Tsunami warning signs, such as this one posted in American Samoa, are a key tool to raise public awareness of how to react (Photo: FEMA)
By Jonathan Fowler
PARIS, 27 June 2017 – Early warning technology is vital to save lives if a tsunami strikes, but public awareness of how to react is the critical factor, according to experts at an international meeting.
“Exposed communities need tsunami literacy,” Mr. Andi Eka Sakya of Indonesia’s BMKG Meteorological, Climatological and Geophysical Agency told the assembly of the UN Educational, Scientific and Cultural Organization’s Intergovernmental Oceanographic Commission (IOC-UNESCO).
The key is to hold regular national and international tsunami drills that bridge the “last mile” from experts to the general public and involve all members of communities, and to etch risk awareness into education and other policies, he underlined.
Mr. Sakya chairs of the multinational Indian Ocean Tsunami Warning and Mitigation System. It harnesses data from scores of seismographic and sea-level monitoring stations, with warnings spearheaded by Australia, India and Indonesia.
Mostly caused by earthquakes under the ocean floor, and to a lesser extent by volcanic eruptions or landslides, tsunamis are relatively rare. But they can be deadly: in the past 100 years, 58 have cost more than 260,000 lives. The average toll, 4,600 per disaster, surpasses any other natural hazard.

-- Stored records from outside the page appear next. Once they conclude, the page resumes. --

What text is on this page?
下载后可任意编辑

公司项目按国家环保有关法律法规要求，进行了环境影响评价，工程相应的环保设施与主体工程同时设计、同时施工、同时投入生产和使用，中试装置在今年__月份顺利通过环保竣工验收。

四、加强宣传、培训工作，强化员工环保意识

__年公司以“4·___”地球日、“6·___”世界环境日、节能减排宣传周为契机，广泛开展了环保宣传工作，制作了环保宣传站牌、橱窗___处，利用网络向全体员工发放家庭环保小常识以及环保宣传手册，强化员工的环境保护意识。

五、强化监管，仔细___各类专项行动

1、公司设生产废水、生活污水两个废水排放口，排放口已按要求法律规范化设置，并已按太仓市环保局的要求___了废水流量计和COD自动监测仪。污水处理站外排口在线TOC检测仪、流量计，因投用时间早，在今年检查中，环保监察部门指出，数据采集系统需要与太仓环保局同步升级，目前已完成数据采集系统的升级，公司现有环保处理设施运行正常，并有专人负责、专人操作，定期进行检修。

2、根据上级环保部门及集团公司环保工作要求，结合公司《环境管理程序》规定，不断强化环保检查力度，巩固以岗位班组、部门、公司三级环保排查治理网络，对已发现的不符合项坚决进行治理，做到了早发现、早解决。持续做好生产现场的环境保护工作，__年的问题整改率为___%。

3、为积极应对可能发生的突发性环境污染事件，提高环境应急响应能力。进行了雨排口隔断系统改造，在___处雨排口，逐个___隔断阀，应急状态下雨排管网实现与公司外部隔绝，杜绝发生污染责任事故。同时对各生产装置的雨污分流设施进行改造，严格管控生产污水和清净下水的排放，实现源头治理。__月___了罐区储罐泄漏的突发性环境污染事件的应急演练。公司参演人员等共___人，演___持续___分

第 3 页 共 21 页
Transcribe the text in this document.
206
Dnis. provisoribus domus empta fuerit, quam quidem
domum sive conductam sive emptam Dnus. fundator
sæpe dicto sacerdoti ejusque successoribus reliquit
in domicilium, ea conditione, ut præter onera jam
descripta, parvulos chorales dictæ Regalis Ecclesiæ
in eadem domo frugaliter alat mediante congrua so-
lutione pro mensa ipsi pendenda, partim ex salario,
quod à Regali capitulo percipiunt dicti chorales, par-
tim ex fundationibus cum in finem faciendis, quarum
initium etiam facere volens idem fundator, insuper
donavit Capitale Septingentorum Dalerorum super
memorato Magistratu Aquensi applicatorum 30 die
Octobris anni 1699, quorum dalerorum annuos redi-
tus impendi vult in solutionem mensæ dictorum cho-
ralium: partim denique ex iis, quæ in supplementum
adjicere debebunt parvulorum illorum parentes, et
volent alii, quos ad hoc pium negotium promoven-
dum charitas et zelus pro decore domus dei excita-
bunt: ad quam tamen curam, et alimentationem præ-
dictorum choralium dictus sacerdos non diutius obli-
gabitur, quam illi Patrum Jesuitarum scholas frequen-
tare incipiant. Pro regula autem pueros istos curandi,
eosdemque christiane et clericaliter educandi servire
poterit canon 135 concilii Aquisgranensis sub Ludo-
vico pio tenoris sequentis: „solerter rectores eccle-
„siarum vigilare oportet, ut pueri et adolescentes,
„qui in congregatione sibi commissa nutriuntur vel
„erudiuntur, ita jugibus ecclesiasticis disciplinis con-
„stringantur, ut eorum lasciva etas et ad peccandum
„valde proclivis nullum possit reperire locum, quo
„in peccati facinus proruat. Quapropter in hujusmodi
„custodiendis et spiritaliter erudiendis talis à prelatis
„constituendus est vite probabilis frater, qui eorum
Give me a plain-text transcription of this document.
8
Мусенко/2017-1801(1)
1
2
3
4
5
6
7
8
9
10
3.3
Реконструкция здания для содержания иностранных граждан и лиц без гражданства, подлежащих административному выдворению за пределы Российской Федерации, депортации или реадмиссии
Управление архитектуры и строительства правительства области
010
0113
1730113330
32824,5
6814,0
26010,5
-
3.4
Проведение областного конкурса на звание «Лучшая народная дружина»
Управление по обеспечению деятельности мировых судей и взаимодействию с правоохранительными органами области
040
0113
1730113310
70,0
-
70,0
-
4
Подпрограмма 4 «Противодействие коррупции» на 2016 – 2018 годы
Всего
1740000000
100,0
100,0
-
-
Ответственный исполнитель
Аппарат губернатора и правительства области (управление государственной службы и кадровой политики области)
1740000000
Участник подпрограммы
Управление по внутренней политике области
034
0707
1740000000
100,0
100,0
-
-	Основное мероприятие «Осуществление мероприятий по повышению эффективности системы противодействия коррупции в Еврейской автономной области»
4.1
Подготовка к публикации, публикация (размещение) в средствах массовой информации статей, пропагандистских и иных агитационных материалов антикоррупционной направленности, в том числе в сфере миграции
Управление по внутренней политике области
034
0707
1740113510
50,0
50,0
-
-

“Tsunamis are infrequent, but that does not disarm us,” said Ms. Christa von Hillebrandt-Andrade, Manager of the United States’ National Oceanic and Atmospheric Administration’s Caribbean Tsunami Warning Program.
Mr. Mike Angove, acting Director of the US National Tsunami Warning Center, recalled that in his days in the US Navy, officers likened tsunamis to a sea monster.
“They come out of nowhere, they strike suddenly, they cause immense damage, then they go away,” he said, noting that the risk of their slipping from public memory is a serious factor.
Mr. Angove, whose original field of expertise was tropical cyclones, underlined the gulf in warning times. For cyclones, countries and communities can have days to brace for the impact. In the case of a tsunami, they may only have minutes.
Despite huge strides in early warning technology – for example, real-time satellite monitoring – public understanding and action is the clinching factor.
“None of this makes a difference if you don’t have prepared communities. Preparedness and mitigation is half the battle. So we have to bring together the preparedness piece of the puzzle with the technology,” said Mr. Angove.
Sometimes it can take experience of a tsunami to spark real public understanding and action, said Ms. Filomena Nelson of the Samoan Disaster Management Office.
“Despite state of the art technology, lots of lives can be lost if people don’t understand the risk and what action to take,” said Ms. Nelson, noting that until the 2009 Samoa earthquake and tsunami, which claimed scores of lives, her efforts to raise awareness had gained little headway.
“Since 2009, every time there’s a tremor, people run to higher ground,” she said, adding that the authorities work directly with village communities to increase risk understanding.
Awareness does not make communities tsunami-proof, but at least they can be ready, she said.
This week, Samoa and the British Virgin Islands were both awarded “Tsunami Ready” status, under an IOC-UNESCO voluntary, performance-based community recognition programme, based on the original US version. To achieve recognition, communities need to have taken specific actions such as having tsunami risk and evacuation maps, installation of public signage, conduct of annual community drills and round-the-clock local alerting capabilities.
The deadliest known tsunami was the 2004 Indian Ocean disaster. It killed an estimated 227,000 people in 14 countries. Indonesia, Sri Lanka, India and Thailand were hardest-hit. With 9,000 tourists from dozens of other nations among the victims, the disaster also had the worst global impact by a natural hazard in recorded history.
In the tragedy’s wake, the international community set up regional tsunami warning systems overseen by IOC-UNESCO. Their example was the Pacific Tsunami Warning Center, founded by the United States in 1949 after an earthquake and tsunami in Alaska and Hawaii, which became the hub of a regional system in 1965.
While the level of development of the regional systems currently varies, the aim to ensure that there are no gaps in the global network.
“This is a truly multinational effort,” said Mr. Angove.
Early warning and full community engagement, whatever the hazard faced, are identified as critical areas in the Sendai Framework for Disaster Risk Reduction. The 15-year blueprint was adopted by the international community in 2015 and was the first building block of the global sustainable development agenda.
The Sendai Framework’s seven targets include substantially reducing lives lost, numbers of people affected, and economic damage from natural and human-induced hazards. The target on affected people will be the theme of the second edition of World Tsunami Awareness Day on 5 November.